I have a dataset with 100,000 rows and 300 columns

Here is the sample dataset:

    EVENT_DTL
0   8. Background : no job / living with         marriage_virgin 9. Social status : doing pretty well with his family

1   8. Background : Engineer / living with his mom marriage_married

How can I remove the white blank between ‘with’ and ‘marriage_virgin’ but leave only one white blank?

Desired outout would be:

        EVENT_DTL
    0   8. Background : no job / living with marriage_virgin 9. Social status : doing pretty well with his family
    
    1   8. Background : Engineer / living with his mom marriage_married

2 Answers2

4

You can use pandas.Series.str to replace "\s+" (1 or more whitespace) by a single whitespace.

Try this :

df["EVENT_DTL"]= df["EVENT_DTL"].str.replace("\s+", " ", regex=True)

Output :

print(df)
                                                                                                   EVENT_DTL
0  8. Background : no job / living with marriage_virgin 9. Social status : doing pretty well with his family
1  8. Background : Engineer / living with his mom marriage_married

If you need to clean up the whole dataframe, use pandas.DataFrame.replace :

df.astype(str).replace("\s+", " ", regex=True, inplace=True)
Timeless
  • 22,580
  • 4
  • 12
  • 30
  • 2
    I always thought `DataFrame.str` methods were replicas of the standard library string methods, so I didn't think to check the api. This looks much cleaner than using `.apply` with a `re.sub`. – Tzane Dec 01 '22 at 10:59
  • Yeah, pandas _built-in_ functions are nice and faster. – Timeless Dec 01 '22 at 11:01
  • brilliant method – Chung Joshua Dec 01 '22 at 12:58
  • my original dataset has `\n` before the numbers `8.` and `9.`. When I run this code, seems like it removes the `\n ` also. Why? – Chung Joshua Dec 01 '22 at 13:25
  • I don't think this is due to the regex pattern but to your data itself. Is it a literal `\n` or a real line break ? Can you give an example and/or a screenshot ? – Timeless Dec 01 '22 at 13:29
1

You can call string methods for a DataFrame column with

df["EVENT_DTL"].str.strip()

but .strip() doesn't work, because it only removed extra characters from the start and end of the string.
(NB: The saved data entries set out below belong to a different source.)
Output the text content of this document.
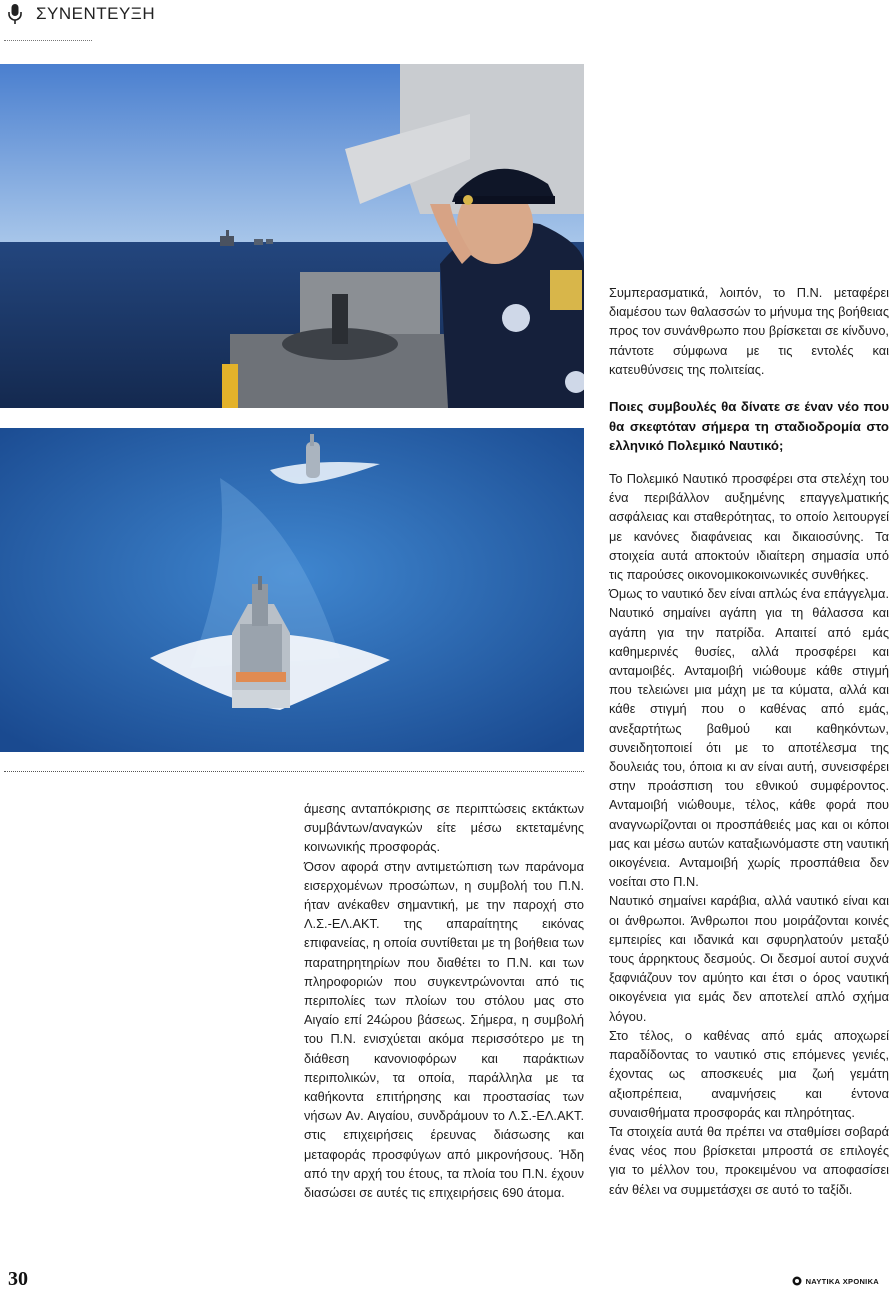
ΣΥΝΕΝΤΕΥΞΗ

άμεσης ανταπόκρισης σε περιπτώσεις εκτάκτων συμβάντων/αναγκών είτε μέσω εκτεταμένης κοινωνικής προσφοράς.

Όσον αφορά στην αντιμετώπιση των παράνομα εισερχομένων προσώπων, η συμβολή του Π.Ν. ήταν ανέκαθεν σημαντική, με την παροχή στο Λ.Σ.-ΕΛ.ΑΚΤ. της απαραίτητης εικόνας επιφανείας, η οποία συντίθεται με τη βοήθεια των παρατηρητηρίων που διαθέτει το Π.Ν. και των πληροφοριών που συγκεντρώνονται από τις περιπολίες των πλοίων του στόλου μας στο Αιγαίο επί 24ώρου βάσεως. Σήμερα, η συμβολή του Π.Ν. ενισχύεται ακόμα περισσότερο με τη διάθεση κανονιοφόρων και παράκτιων περιπολικών, τα οποία, παράλληλα με τα καθήκοντα επιτήρησης και προστασίας των νήσων Αν. Αιγαίου, συνδράμουν το Λ.Σ.-ΕΛ.ΑΚΤ. στις επιχειρήσεις έρευνας διάσωσης και μεταφοράς προσφύγων από μικρονήσους. Ήδη από την αρχή του έτους, τα πλοία του Π.Ν. έχουν διασώσει σε αυτές τις επιχειρήσεις 690 άτομα.

Συμπερασματικά, λοιπόν, το Π.Ν. μεταφέρει διαμέσου των θαλασσών το μήνυμα της βοήθειας προς τον συνάνθρωπο που βρίσκεται σε κίνδυνο, πάντοτε σύμφωνα με τις εντολές και κατευθύνσεις της πολιτείας.

Ποιες συμβουλές θα δίνατε σε έναν νέο που θα σκεφτόταν σήμερα τη σταδιοδρομία στο ελληνικό Πολεμικό Ναυτικό;

Το Πολεμικό Ναυτικό προσφέρει στα στελέχη του ένα περιβάλλον αυξημένης επαγγελματικής ασφάλειας και σταθερότητας, το οποίο λειτουργεί με κανόνες διαφάνειας και δικαιοσύνης. Τα στοιχεία αυτά αποκτούν ιδιαίτερη σημασία υπό τις παρούσες οικονομικοκοινωνικές συνθήκες.

Όμως το ναυτικό δεν είναι απλώς ένα επάγγελμα. Ναυτικό σημαίνει αγάπη για τη θάλασσα και αγάπη για την πατρίδα. Απαιτεί από εμάς καθημερινές θυσίες, αλλά προσφέρει και ανταμοιβές. Ανταμοιβή νιώθουμε κάθε στιγμή που τελειώνει μια μάχη με τα κύματα, αλλά και κάθε στιγμή που ο καθένας από εμάς, ανεξαρτήτως βαθμού και καθηκόντων, συνειδητοποιεί ότι με το αποτέλεσμα της δουλειάς του, όποια κι αν είναι αυτή, συνεισφέρει στην προάσπιση του εθνικού συμφέροντος. Ανταμοιβή νιώθουμε, τέλος, κάθε φορά που αναγνωρίζονται οι προσπάθειές μας και οι κόποι μας και μέσω αυτών καταξιωνόμαστε στη ναυτική οικογένεια. Ανταμοιβή χωρίς προσπάθεια δεν νοείται στο Π.Ν.

Ναυτικό σημαίνει καράβια, αλλά ναυτικό είναι και οι άνθρωποι. Άνθρωποι που μοιράζονται κοινές εμπειρίες και ιδανικά και σφυρηλατούν μεταξύ τους άρρηκτους δεσμούς. Οι δεσμοί αυτοί συχνά ξαφνιάζουν τον αμύητο και έτσι ο όρος ναυτική οικογένεια για εμάς δεν αποτελεί απλό σχήμα λόγου.

Στο τέλος, ο καθένας από εμάς αποχωρεί παραδίδοντας το ναυτικό στις επόμενες γενιές, έχοντας ως αποσκευές μια ζωή γεμάτη αξιοπρέπεια, αναμνήσεις και έντονα συναισθήματα προσφοράς και πληρότητας.

Τα στοιχεία αυτά θα πρέπει να σταθμίσει σοβαρά ένας νέος που βρίσκεται μπροστά σε επιλογές για το μέλλον του, προκειμένου να αποφασίσει εάν θέλει να συμμετάσχει σε αυτό το ταξίδι.

30	ΝΑΥΤΙΚΑ ΧΡΟΝΙΚΑ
To remove all duplicate whitespaces you can use regex:

import re
import pandas as pd

d = {"EVENT_DTL": [
    "8. Background : no job / living with         marriage_virgin 9. Social status : doing pretty well with his family",
    "8. Background : Engineer / living with his mom marriage_married"
]}
df = pd.DataFrame(d)
pattern = re.compile(" +")
df["EVENT_DTL"] = df["EVENT_DTL"].apply(lambda x: pattern.sub(" ", x))
print(df["EVENT_DTL"][0])
Tzane
  • 2,752
  • 1
  • 10
  • 21